The Peder and Lena Mortensen family joined the Church in Denmark in 1855. “As soon as my father and mother heard the gospel they were not very long in accepting it,” their daughter Mette recalled. Soon after joining the Church, the Mortensens decided to sell their substantial home and farm and gather to Zion. With seven children ages 5 to 24, they left what Mette called their “happy little home” and sailed to England (the oldest son stayed in Denmark to serve a mission and emigrated later). In Liverpool they boarded the Thornton to sail to America. Mette turned 11 on the day her family boarded the ship.
After reaching America, the Mortensens went to Iowa City, intending to get outfitted with a wagon and team to continue the journey. The family had the means to do so, but Church leaders made a proposal and promise that steered their course in an unexpected direction. They asked Peder if he would use his means to help pay the way of other needy Saints and promised that if his family would “join the handcart company, not one member of his family should be lost.” The Mortensens decided to forgo their comfort for the greater good of others. This was a doubly difficult decision because Peder and his oldest daughter were crippled, he severely and she with an arthritic knee. They were promised they could ride in a supply wagon.
Now very limited in what they could bring, the Mortensens left much of their clothing and bedding behind. The months ahead required great additional sacrifice, as well as suffering from hunger and cold. “How well I remember when the food supply began to get short,” Mette later wrote. “We had always had plenty of good food at home and this was hard for me to understand.”
The journey was especially trying and even frightening one day when Mette’s brothers pulled out of the line of handcarts and said they couldn’t go a step farther. “We children stood by crying, thinking of the terrors in store for us,” Mette remembered. When their mother gave the boys a little crust of bread and something to drink, it lifted their spirits.
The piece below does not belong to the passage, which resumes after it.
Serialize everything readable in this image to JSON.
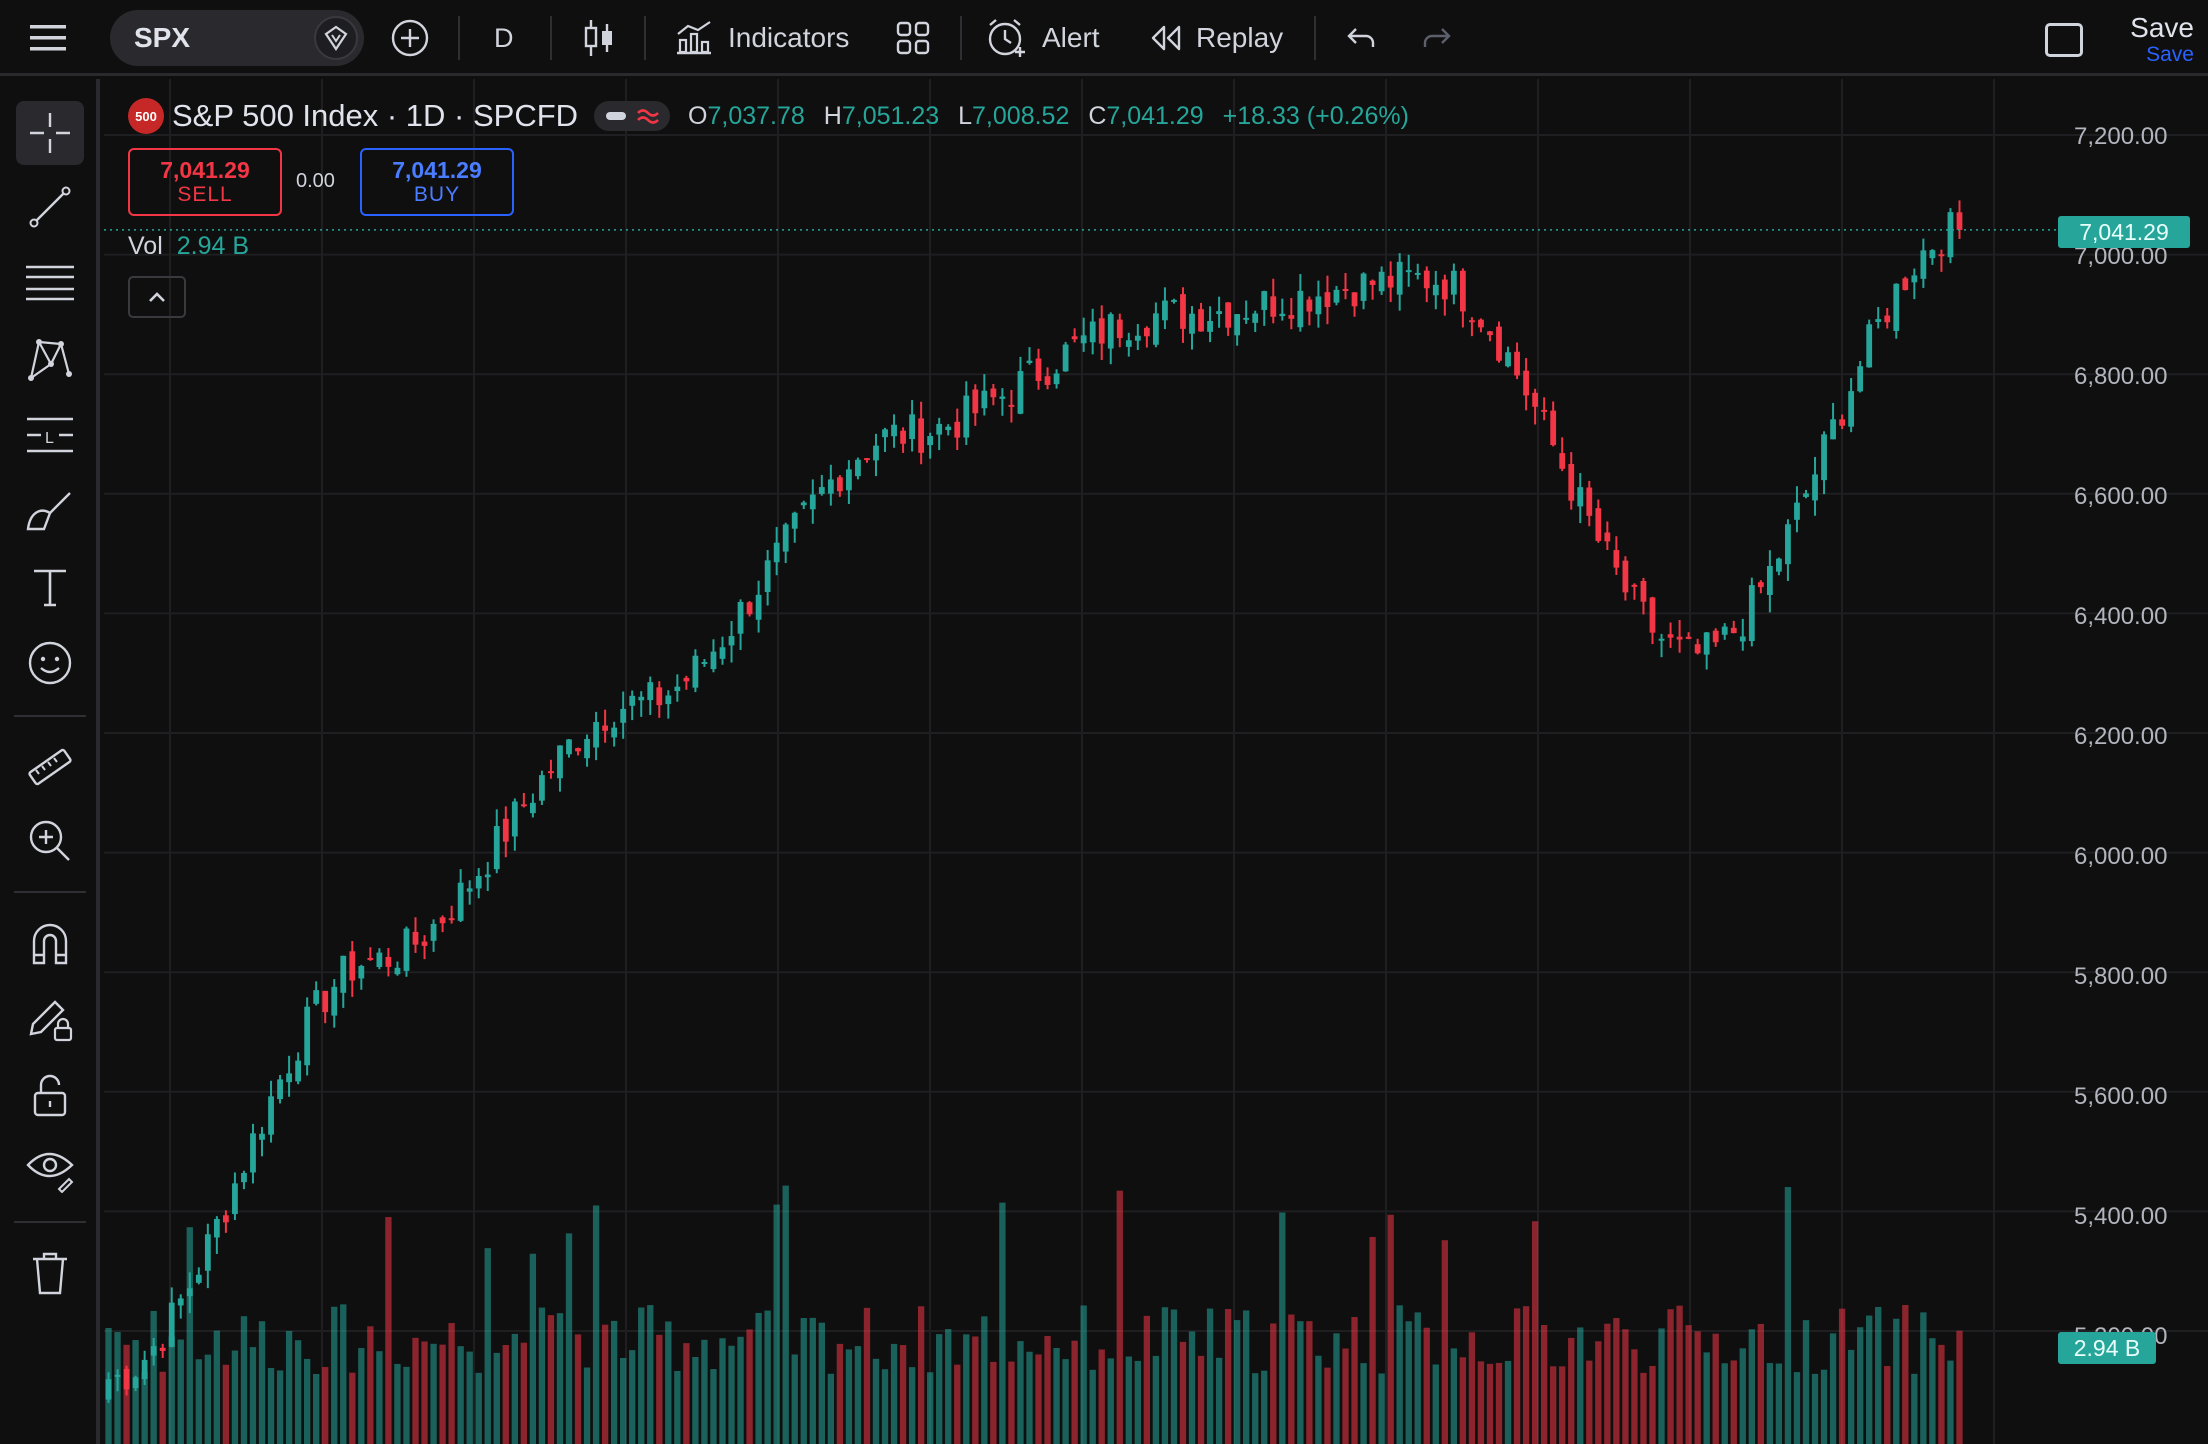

With her encouragement, they got their cart back onto the trail and continued forward.
After the long day’s journey over Rocky Ridge, Mette’s brothers helped dig the grave where 13 members of the company were buried. In an act of tenderness, Mette’s mother laid one of her hand-woven linen sheets on the bodies before they were covered with earth.
As promised, Peder and Lena Mortensen and their children arrived safely in Zion. They settled in Parowan, Utah. Mette was married several years later and raised nine children.